AUK benefits financially from endorsing YorkTest and YorkTest has a marketing advantage in being able to promote some of their products as ‘endorsed by Allergy UK’; a fact that is mentioned prominently on their website and in their frequent press releases. It is a sensible, mutually beneficial arrangement. However, there is a niggling sense that this is not quite within the spirit of the House of Lords’ recommendation. There is also a slight qualm that there is a potential for the public to believe (rightly or wrongly) that the fact something is endorsed by a charity means that any health benefits are medically-approved and evidence-based even when a particular product has been the subject of explicit criticism.

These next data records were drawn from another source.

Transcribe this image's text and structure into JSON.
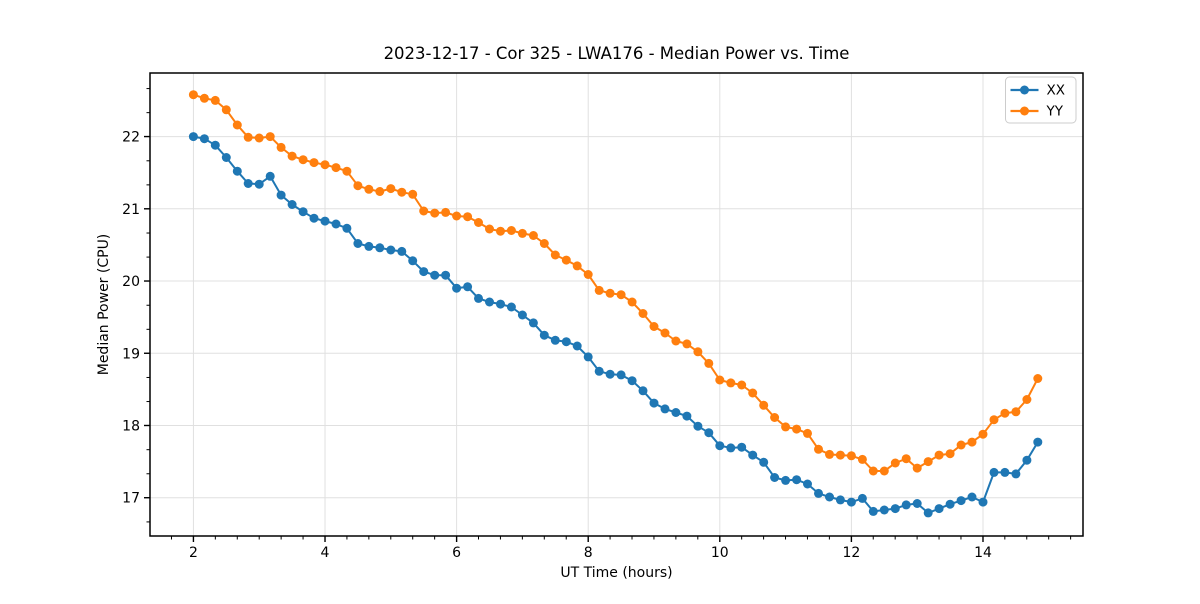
{
  "chart_data": {
    "type": "line",
    "title": "2023-12-17 - Cor 325 - LWA176 - Median Power vs. Time",
    "xlabel": "UT Time (hours)",
    "ylabel": "Median Power (CPU)",
    "xlim": [
      1.34,
      15.52
    ],
    "ylim": [
      16.47,
      22.88
    ],
    "xticks": [
      2,
      4,
      6,
      8,
      10,
      12,
      14
    ],
    "yticks": [
      17,
      18,
      19,
      20,
      21,
      22
    ],
    "minor_tick_step": 0.3333,
    "grid": true,
    "legend_position": "upper right",
    "x": [
      2.0,
      2.167,
      2.333,
      2.5,
      2.667,
      2.833,
      3.0,
      3.167,
      3.333,
      3.5,
      3.667,
      3.833,
      4.0,
      4.167,
      4.333,
      4.5,
      4.667,
      4.833,
      5.0,
      5.167,
      5.333,
      5.5,
      5.667,
      5.833,
      6.0,
      6.167,
      6.333,
      6.5,
      6.667,
      6.833,
      7.0,
      7.167,
      7.333,
      7.5,
      7.667,
      7.833,
      8.0,
      8.167,
      8.333,
      8.5,
      8.667,
      8.833,
      9.0,
      9.167,
      9.333,
      9.5,
      9.667,
      9.833,
      10.0,
      10.167,
      10.333,
      10.5,
      10.667,
      10.833,
      11.0,
      11.167,
      11.333,
      11.5,
      11.667,
      11.833,
      12.0,
      12.167,
      12.333,
      12.5,
      12.667,
      12.833,
      13.0,
      13.167,
      13.333,
      13.5,
      13.667,
      13.833,
      14.0,
      14.167,
      14.333,
      14.5,
      14.667,
      14.833
    ],
    "series": [
      {
        "name": "XX",
        "color": "#1f77b4",
        "marker": "circle",
        "y": [
          22.0,
          21.97,
          21.88,
          21.71,
          21.52,
          21.35,
          21.34,
          21.45,
          21.19,
          21.06,
          20.96,
          20.87,
          20.83,
          20.79,
          20.73,
          20.52,
          20.48,
          20.46,
          20.43,
          20.41,
          20.28,
          20.13,
          20.08,
          20.08,
          19.9,
          19.92,
          19.76,
          19.71,
          19.68,
          19.64,
          19.53,
          19.42,
          19.25,
          19.18,
          19.16,
          19.1,
          18.95,
          18.75,
          18.71,
          18.7,
          18.62,
          18.48,
          18.31,
          18.23,
          18.18,
          18.13,
          17.99,
          17.9,
          17.72,
          17.69,
          17.7,
          17.59,
          17.49,
          17.28,
          17.24,
          17.25,
          17.19,
          17.06,
          17.01,
          16.97,
          16.94,
          16.99,
          16.81,
          16.83,
          16.85,
          16.9,
          16.92,
          16.79,
          16.85,
          16.91,
          16.96,
          17.01,
          16.94,
          17.35,
          17.35,
          17.33,
          17.52,
          17.77
        ]
      },
      {
        "name": "YY",
        "color": "#ff7f0e",
        "marker": "circle",
        "y": [
          22.58,
          22.53,
          22.5,
          22.37,
          22.16,
          21.99,
          21.98,
          22.0,
          21.85,
          21.73,
          21.68,
          21.64,
          21.61,
          21.57,
          21.52,
          21.32,
          21.27,
          21.24,
          21.28,
          21.23,
          21.2,
          20.97,
          20.94,
          20.95,
          20.9,
          20.89,
          20.81,
          20.72,
          20.69,
          20.7,
          20.66,
          20.63,
          20.52,
          20.36,
          20.29,
          20.21,
          20.09,
          19.87,
          19.83,
          19.81,
          19.71,
          19.55,
          19.37,
          19.28,
          19.17,
          19.13,
          19.02,
          18.86,
          18.63,
          18.59,
          18.56,
          18.45,
          18.28,
          18.11,
          17.98,
          17.95,
          17.89,
          17.67,
          17.6,
          17.59,
          17.58,
          17.53,
          17.37,
          17.37,
          17.48,
          17.54,
          17.41,
          17.5,
          17.59,
          17.61,
          17.73,
          17.77,
          17.88,
          18.08,
          18.17,
          18.19,
          18.36,
          18.65
        ]
      }
    ]
  }
}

[b] In the US, several hospitals are devising support programmes for affected families. Allergies at the Dinner Table:
In a study of 17 families with children with anaphylaxis, the authors describe the profound psychosocial impact on parents of knowing an illness can cause death. “I was completely shocked and surprisingly emotional,” says Stefanie Jones, who burst into tears when daughter Darby was diagnosed four months ago with egg, milk, wheat, and peanut allergies. “I realized I’m going to have that weird kid at the party with the dairy-free, prune juice cookies.”
Children, of course, bear the brunt. “The emotional toll is huge,” says Muñoz-Furlong. “It tends to wear them down, particularly after they have a reaction.” Some children lose the ability to trust people. They may want to stay home all the time within a controlled environment. If they have a reaction at home, they may become afraid that even their parents can’t control the allergy. Others are fearful of food or develop eating disorders. They might become hypochondriac, phobic, or suffer from panic attacks or post-traumatic stress disorder symptoms.
Parents can be exhausted by the effort involved in proving a milk-free playdate for their children. Paradoxically, because so many parents claim ‘fashionable’ allergies for their children, it may undermine a full understanding of how deadly serious allergies are for other children.
[c] I’m grateful to a correspondent for the following figures. Band 7 NHS mid-payscale = £34,400 = for 37.5h week; 52 weeks less 5 weeks annual leave = 47 weeks = approx £19.50 per available working hour. Additional costs of superannuation, pension, booking arrangements etc. would bring the consultation to around £30 per working hour.
Appropriately qualified dietitians do cost between £60 to £120 ph hour, depending on location and room-hire, if consulted on a private basis.